Monday, August 27, 2012

Yglesias again

I think I will make a new rule for myself and not read Matthew Yglesias's posts on monetary policy.  I forced myself to read the latest and found the experience unpleasant.  Also it is clear that I'm not accomplishing anything (in general but also in particular in commenting on those posts).  So this might be the last of this series.

I think this edit is a fair summary of the post.

People sometimes characterize me as thinking that more inflation would help the American economy. I think it might, perhaps, within limits. But what I really think is that more tolerance of inflation would help the economy, not the inflation itself.
[skip]
It's not that three or four percent inflation is such a wonderful goal. It's that extreme aversion to three or four percent inflation is causing the Federal Reserve to persistently "shoot too low" in terms of aggregate demand. 

my comment


I don't know about you, but I think that, so long as Congress blocks fiscal stimulus, the USA needs higher inflation or expected inflation.   I think it would be OK if people expected that inflation would be high in 2018 or so, then changed their minds in 2014 (so inflation was never far below the level expected when 3 year contracts were negotiated).  In that case (and the arithmetic is tight) I think high expected inflation without high actual inflation ever would be OK.

But seriously, I think we need either fiscal stimulus or higher inflation to avoid horrible unemployment and lost output .

I have long ago noticed that I very much disagree with you about monetary policy.  But only now do I realize how absolute and profound our utter disagreement is.   Basically, you think that at the current zero bound, the Fed can stimulate aggregate demand through some channel other than expected inflation or actual inflation.

My sense is that very very few economists agree with you.  Scott Sumner does.  Uh there may be others.

How exactly is it supposed to work ?  Your post assumes that the Fed can pull aggregate demand up  just as an archer can point the bow and arrow up.  But if you don't just assume that but rather attempt to explain it, then how does it work with a Federal Funds rate of zero and no increase in inflation or expected inflation ?

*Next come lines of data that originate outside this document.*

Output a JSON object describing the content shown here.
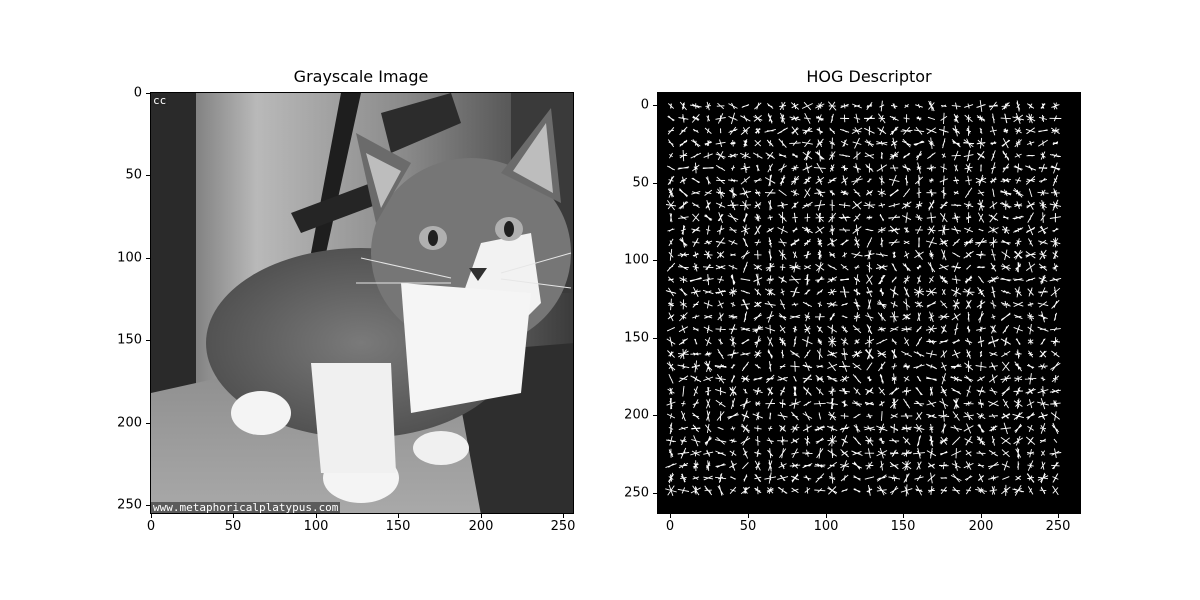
{
  "figure": {
    "left_panel": {
      "title": "Grayscale Image",
      "x_ticks": [
        "0",
        "50",
        "100",
        "150",
        "200",
        "250"
      ],
      "y_ticks": [
        "0",
        "50",
        "100",
        "150",
        "200",
        "250"
      ],
      "corner_text": "cc",
      "watermark_text": "www.metaphoricalplatypus.com"
    },
    "right_panel": {
      "title": "HOG Descriptor",
      "x_ticks": [
        "0",
        "50",
        "100",
        "150",
        "200",
        "250"
      ],
      "y_ticks": [
        "0",
        "50",
        "100",
        "150",
        "200",
        "250"
      ]
    }
  }
}
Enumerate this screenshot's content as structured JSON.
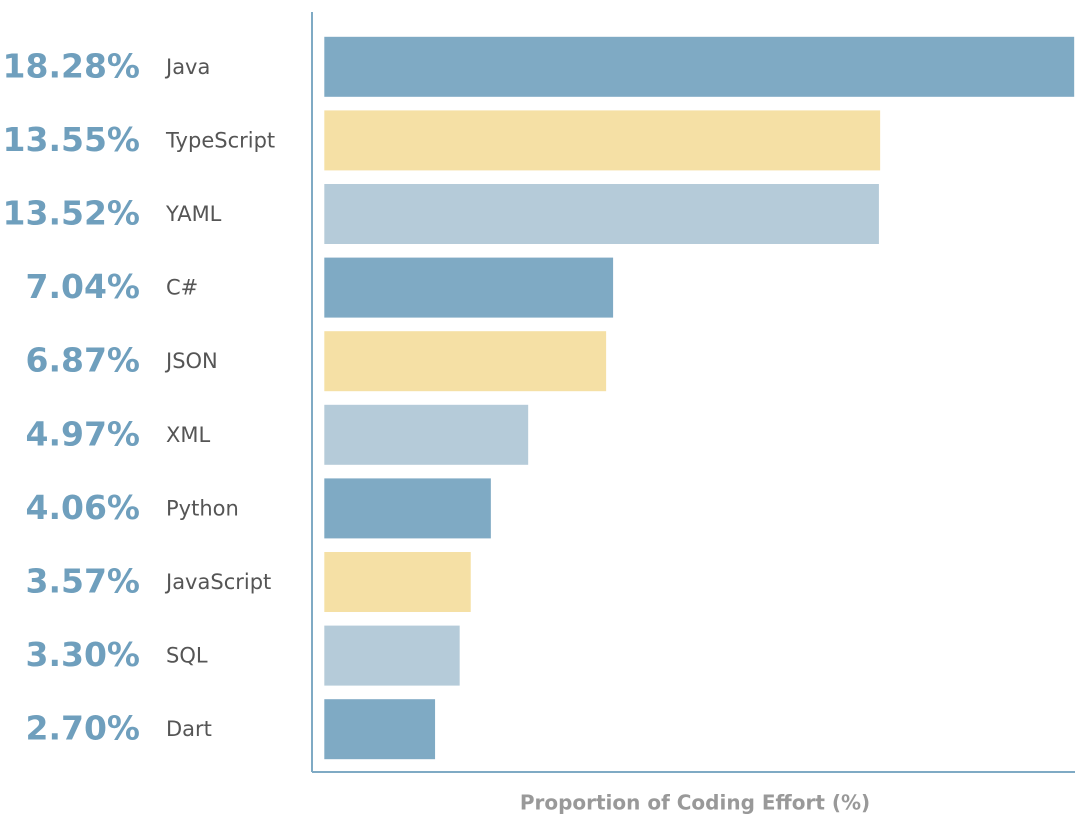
{
  "chart_data": {
    "type": "bar",
    "orientation": "horizontal",
    "x_label": "Proportion of Coding Effort (%)",
    "categories": [
      "Java",
      "TypeScript",
      "YAML",
      "C#",
      "JSON",
      "XML",
      "Python",
      "JavaScript",
      "SQL",
      "Dart"
    ],
    "values": [
      18.28,
      13.55,
      13.52,
      7.04,
      6.87,
      4.97,
      4.06,
      3.57,
      3.3,
      2.7
    ],
    "value_labels": [
      "18.28%",
      "13.55%",
      "13.52%",
      "7.04%",
      "6.87%",
      "4.97%",
      "4.06%",
      "3.57%",
      "3.30%",
      "2.70%"
    ],
    "colors": [
      "#7faac4",
      "#f5e0a5",
      "#b5cbd9",
      "#7faac4",
      "#f5e0a5",
      "#b5cbd9",
      "#7faac4",
      "#f5e0a5",
      "#b5cbd9",
      "#7faac4"
    ],
    "xlim": [
      -0.3,
      18.3
    ]
  }
}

This comment is very late, because, after reading the first two paragraphs I feared my head would explode if I read the rest.  I'm glad to say that didn't happen.

I think that you are important enough on the blogosphere that say Paul Krugman would be willing to discuss the question with you.  Why don't you ask him to do that ?  I have a high opinion of your intellect and I find it quite painful to read your posts on monetary policy.  So what I don't have to read your blog and you owe me nothing.  But please.

1 comment:

chrismealy said...

His urban policy posts are just as dumb. It's all taller buildings and deregulating barbers.

Give it up. He's been at the Sumner thing for, what, two years now? It's hopeless.